くじら号に柴関へ急行するよう言って、連絡を取る。

 

相手はすぐに出た。

 

 

《……もしもし?》

 

「ああ、すまん鬼方さん。古戦ヶ原だ。DE駐屯地の」

 

《古戦ヶ原さん? ちょうど良かった、今そっちの子が大怪我してて……》

 

「そこは把握してる。救援のヘリもそちらに急行中だ。あと数分でそちらに着く。宮崎にそう伝えてくれないか? 2人の無線機が壊れて連絡が取れなかったんだ」

 

《そ、そう……? ───?うん、DEの古戦ヶ原さんが───分かった。古戦ヶ原さん、うちの社長が話したい事あるって言うから変わるね》

 

「お? おう、分かった」

 

 

電話越しにガサガサと物音が鳴り、聞き覚えのある声が耳に入る。

 

 

《代わったわ。陸八魔よ》

 

「どうもアル社長。
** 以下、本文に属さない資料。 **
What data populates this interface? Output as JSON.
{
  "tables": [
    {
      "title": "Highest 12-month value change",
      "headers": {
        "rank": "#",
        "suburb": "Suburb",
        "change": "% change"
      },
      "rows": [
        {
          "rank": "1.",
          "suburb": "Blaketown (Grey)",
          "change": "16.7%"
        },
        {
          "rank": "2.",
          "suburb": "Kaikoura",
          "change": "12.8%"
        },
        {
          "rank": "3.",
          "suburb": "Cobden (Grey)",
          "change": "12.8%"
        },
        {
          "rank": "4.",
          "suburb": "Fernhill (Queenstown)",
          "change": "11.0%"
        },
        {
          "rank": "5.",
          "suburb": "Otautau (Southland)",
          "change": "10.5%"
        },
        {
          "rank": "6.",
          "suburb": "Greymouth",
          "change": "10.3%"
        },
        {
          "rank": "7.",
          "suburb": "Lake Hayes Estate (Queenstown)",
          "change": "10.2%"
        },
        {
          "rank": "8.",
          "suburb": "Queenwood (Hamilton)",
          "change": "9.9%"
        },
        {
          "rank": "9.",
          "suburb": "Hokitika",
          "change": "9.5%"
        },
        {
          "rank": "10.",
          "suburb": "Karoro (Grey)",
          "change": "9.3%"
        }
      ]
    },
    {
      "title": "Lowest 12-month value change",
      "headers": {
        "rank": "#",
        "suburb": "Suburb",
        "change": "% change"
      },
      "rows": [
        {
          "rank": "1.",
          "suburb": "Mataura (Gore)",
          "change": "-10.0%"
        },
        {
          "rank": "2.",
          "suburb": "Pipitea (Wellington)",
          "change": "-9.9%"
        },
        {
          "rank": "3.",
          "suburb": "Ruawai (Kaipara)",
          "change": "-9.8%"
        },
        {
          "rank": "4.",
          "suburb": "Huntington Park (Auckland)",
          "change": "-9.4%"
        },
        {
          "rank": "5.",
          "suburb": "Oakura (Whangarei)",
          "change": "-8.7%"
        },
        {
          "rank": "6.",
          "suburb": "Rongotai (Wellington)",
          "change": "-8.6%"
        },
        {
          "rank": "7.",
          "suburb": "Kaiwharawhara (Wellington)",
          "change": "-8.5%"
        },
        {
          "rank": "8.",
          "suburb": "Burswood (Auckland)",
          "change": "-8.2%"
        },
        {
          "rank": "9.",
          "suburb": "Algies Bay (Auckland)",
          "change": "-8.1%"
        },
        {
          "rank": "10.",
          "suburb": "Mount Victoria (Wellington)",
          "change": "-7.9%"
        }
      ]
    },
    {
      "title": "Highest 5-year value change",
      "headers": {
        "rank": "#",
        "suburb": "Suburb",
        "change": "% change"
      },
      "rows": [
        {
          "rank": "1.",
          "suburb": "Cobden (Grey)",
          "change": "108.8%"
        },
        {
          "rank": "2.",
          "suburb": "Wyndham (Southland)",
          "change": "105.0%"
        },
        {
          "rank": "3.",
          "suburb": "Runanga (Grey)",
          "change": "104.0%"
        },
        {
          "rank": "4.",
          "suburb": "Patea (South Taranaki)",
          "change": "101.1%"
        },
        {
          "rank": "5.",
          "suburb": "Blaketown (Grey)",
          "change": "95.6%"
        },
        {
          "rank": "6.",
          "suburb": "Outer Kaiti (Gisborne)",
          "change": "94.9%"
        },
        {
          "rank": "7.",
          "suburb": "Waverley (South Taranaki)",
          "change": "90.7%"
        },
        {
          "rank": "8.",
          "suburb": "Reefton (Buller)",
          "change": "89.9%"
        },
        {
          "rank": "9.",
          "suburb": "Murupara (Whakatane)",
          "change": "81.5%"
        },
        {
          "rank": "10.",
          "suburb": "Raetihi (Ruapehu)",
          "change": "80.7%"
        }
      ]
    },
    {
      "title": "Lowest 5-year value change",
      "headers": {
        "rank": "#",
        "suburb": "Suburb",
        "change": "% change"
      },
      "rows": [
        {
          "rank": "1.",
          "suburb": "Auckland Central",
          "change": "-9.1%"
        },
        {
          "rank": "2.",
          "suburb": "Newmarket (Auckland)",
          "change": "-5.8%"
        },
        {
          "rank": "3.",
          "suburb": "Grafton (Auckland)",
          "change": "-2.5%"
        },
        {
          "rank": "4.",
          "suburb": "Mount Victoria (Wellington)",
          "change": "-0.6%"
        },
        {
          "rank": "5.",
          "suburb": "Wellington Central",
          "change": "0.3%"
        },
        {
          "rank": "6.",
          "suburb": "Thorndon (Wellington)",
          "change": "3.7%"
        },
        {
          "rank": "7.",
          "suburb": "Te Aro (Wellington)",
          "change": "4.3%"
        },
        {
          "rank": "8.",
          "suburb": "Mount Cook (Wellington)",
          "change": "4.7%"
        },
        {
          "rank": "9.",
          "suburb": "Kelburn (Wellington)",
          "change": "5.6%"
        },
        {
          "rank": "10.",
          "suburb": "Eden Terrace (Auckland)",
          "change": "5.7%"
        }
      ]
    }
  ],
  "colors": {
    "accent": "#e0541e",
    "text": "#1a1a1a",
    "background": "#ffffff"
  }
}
先日は世話になったな」

 

《こちらこそ。それで、早速本題に入らせてもらうのだけど、いいかしら?》

 

「……構わないが」

 

 

……今日の陸八魔はUnwelcome Schoolが流れない方の陸八魔だ。言葉の端々からアウトローが滲み出ている。

 

 

《この攻撃、あなたはどれぐらい把握してる?》

 

「あー、主犯はカイザーPMC、規模は1個連隊規模、現在はアビドス高校の攻略を狙うカイザー本隊とアビドスが市街地東部で激しい戦闘を繰り広げてる。把握してるのはこれぐらいだ」

 

《そう、それで、DEはこれからどうするつもりかしら》

 

「……アビドスに増援を送り込みたいとは考えてる。具体的な方法は思いつかないが。ヘリは志津と宮崎の搬送で使わなきゃならんし、駐屯地の戦力は戦闘直後であまり動かせないし今から動かしても間に合わん」

 

《……一つ、私から提案をしたいのだけれど》

 

「提案?」

 

 

 

 

 

 

 

 

 

 

 

 

 

 

 

 

 

《今こそ、我が社との協業の時だと思わない? デザートエッジ駐屯地さん?》




Tips:宮崎のS&W M360J SAKURAは第四機動隊副隊長に就任した時にその時の警備局長から贈られたものらしい。